Not only does Swift encourage taking women off of the
pedestal, as well as encourage women to forego vanity, but he also, according
to Laura Baudot, by Celia’s absence, “does more than complicate the assumed
misogyny of the poem” (Baudot). It is in
exploring the void provided by Celia’s absence from the room Strephon discovers
that Baudot finds the true target of Swift’s satire, namely: artists.

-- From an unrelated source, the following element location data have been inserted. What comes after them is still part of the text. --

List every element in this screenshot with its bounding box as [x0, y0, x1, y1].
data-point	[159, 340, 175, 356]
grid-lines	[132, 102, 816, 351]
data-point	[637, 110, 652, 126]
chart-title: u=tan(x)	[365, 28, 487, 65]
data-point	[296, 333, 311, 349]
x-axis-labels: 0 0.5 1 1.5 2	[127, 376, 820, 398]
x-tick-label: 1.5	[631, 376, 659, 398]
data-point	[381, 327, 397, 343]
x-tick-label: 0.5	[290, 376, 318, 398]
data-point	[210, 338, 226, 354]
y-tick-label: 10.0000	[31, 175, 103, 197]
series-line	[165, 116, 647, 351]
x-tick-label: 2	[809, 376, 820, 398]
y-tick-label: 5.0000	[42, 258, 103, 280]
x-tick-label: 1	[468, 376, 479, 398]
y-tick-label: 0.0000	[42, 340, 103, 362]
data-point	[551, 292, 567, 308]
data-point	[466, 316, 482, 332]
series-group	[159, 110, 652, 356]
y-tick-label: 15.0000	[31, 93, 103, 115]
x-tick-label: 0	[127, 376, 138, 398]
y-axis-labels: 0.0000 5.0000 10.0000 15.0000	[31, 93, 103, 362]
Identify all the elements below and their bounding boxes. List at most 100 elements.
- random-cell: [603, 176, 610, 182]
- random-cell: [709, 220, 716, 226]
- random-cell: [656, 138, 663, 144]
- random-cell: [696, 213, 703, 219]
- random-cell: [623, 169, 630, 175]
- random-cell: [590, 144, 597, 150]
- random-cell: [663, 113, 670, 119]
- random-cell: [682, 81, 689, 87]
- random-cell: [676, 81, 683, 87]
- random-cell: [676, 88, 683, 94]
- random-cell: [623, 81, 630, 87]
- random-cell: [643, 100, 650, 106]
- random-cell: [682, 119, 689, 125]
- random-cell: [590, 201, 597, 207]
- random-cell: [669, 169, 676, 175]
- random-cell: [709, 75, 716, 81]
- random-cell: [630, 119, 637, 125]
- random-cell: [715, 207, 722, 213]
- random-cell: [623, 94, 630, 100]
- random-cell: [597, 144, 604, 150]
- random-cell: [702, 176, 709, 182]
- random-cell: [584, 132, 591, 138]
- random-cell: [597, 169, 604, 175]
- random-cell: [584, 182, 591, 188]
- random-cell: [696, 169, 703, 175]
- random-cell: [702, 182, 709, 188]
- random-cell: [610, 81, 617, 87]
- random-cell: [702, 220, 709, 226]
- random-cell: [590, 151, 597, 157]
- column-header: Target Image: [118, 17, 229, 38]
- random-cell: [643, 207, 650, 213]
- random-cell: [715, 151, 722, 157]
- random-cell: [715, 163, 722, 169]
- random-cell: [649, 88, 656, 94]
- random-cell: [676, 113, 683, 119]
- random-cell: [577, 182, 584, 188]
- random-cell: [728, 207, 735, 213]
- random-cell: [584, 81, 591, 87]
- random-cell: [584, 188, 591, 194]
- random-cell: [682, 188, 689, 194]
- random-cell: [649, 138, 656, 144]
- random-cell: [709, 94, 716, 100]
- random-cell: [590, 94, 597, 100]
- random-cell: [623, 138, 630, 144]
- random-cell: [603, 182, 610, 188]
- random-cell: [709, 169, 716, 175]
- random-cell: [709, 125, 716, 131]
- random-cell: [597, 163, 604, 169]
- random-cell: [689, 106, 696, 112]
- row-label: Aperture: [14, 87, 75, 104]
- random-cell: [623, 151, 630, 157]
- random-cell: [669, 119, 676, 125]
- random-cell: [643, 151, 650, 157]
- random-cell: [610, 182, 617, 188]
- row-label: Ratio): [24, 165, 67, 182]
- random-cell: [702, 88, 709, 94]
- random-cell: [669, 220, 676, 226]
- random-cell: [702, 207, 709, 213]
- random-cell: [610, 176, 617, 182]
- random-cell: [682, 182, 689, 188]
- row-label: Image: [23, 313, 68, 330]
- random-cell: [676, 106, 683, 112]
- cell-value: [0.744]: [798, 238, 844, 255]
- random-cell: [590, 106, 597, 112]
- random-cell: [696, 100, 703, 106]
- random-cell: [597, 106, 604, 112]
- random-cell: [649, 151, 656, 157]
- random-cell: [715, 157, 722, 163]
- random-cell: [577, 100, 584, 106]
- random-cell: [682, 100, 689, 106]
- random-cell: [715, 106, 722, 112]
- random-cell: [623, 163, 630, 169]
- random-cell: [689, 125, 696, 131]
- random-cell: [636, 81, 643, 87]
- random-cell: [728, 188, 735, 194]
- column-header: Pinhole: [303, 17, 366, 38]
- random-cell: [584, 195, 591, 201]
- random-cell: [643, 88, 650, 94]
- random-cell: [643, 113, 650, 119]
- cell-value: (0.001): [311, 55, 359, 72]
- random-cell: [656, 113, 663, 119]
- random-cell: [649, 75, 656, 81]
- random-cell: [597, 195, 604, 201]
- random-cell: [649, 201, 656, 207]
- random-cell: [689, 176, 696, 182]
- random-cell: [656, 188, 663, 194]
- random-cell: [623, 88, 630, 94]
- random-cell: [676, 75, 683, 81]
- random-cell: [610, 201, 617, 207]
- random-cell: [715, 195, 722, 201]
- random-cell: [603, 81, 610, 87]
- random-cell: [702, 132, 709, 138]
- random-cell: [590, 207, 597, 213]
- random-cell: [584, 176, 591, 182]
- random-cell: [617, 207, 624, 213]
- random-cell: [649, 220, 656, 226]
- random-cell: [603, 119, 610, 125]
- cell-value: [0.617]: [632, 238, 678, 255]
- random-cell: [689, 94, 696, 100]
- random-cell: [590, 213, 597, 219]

On the surface, Strephon and Celia are lovers. But underneath that surface, Baudot argues,
Strephon is the archetypal artist, and Celia his “muse” (Baudot). She is behind his every creation, and she
works hard to keep herself there.
Philosophers in Swift’s time attempted to “reconcile the competing
claims of poetry and science” (Baudot).
Instead
of a misogynistic harangue, which is difficult in the absence of the woman in
question (Celia), Swift’s poem instead is a question—or a series of questions:
“what is the nature of poetic inspiration? What is the fate of the muse in a
materialist conception of nature? Is a sense of transcendence necessary for a
poem to be good, or even worthy of the name? How can poets act like poets in a
disenchanted natural world” (Baudot)?
The one answer Swift provides to all these questions lies
in the same nine lines in which the speaker chides Strephon for his folly. Instead of becoming disenchanted with the
natural world, see it for what it really is, and appreciate how beauty and
order can come from the chaos of the universe (Swift 136-144).
“The Lady’s Dressing Room” by Jonathan Swift is not a
misogynistic tirade against the vanity of women. Nor is it merely a poem to poke fun at a
poor, unsuspecting young lover who wanders into his lady’s dressing room unannounced
one day. The poem is, instead, the
atheist’s answer to the question of “artistic enthusiasm,” or “inspiration” in
an atheist’s world (Baudot).
Works
Cited
Baudot,
Laura. "What not to avoid in Swift's 'The Lady's Dressing Room'." Studies
in English Literature, 1500-1900 49.3 (2009): 637+. Literature Resource
Center. Web. 2 Mar. 2012. http://go.galegroup.com/ps/i.do?id=GALE%7CA208536196&v=2.1&u=fred14595&it=r&p=LitRG&sw=w
Campbell, Jill.
"Lady Mary Wortley Montagu and the Historical Machinery of Female
Identity." History, Gender & Eighteenth-Century Literature. Ed.
Beth Fowkes Tobin. The University of Georgia Press, 1994. 64-85. Rpt. in Literature
Criticism from 1400 to 1800. Ed. Lawrence J. Trudeau. Vol. 57. Detroit:
Gale Group, 2000. Literature Resource Center. Web. 2 Mar. 2012. http://go.galegroup.com/ps/i.do?id=GALE%7CH1420032586&v=2.1&u=fred14595&it=r&p=LitRG&sw=w
Halsband, Robert.
"Condemned to Petticoats: Lady Mary Wortley Montagu as Feminist and
Writer." The Dress of Words: Essays on Restoration and Eighteenth
Century Literature in Honor of Richmond P. Bond. Ed. Robert B. White, Jr.
University of Kansas Libraries, 1978. 35-52. Rpt. in Poetry Criticism.
Ed. Margaret Haerens and Christine Slovey. Vol. 16. Detroit: Gale Research,
1997. Literature Resource Center. Web. 2 Mar. 2012. http://go.galegroup.com/ps/i.do?id=GALE%7CH1420016783&v=2.1&u=fred14595&it=r&p=LitRG&sw=w
Swift, Jonathan.
"The Lady's Dressing Room." The Norton Anthology of English
Literature. By Stephen Greenblatt and M. H. Abrams. New York: W.W. Norton,
2006. 2590-593. Print.Teacher Comments and Grade: Interesting, but underdeveloped. You use statements and some proof, but too little interpretation. Take it deeper. B.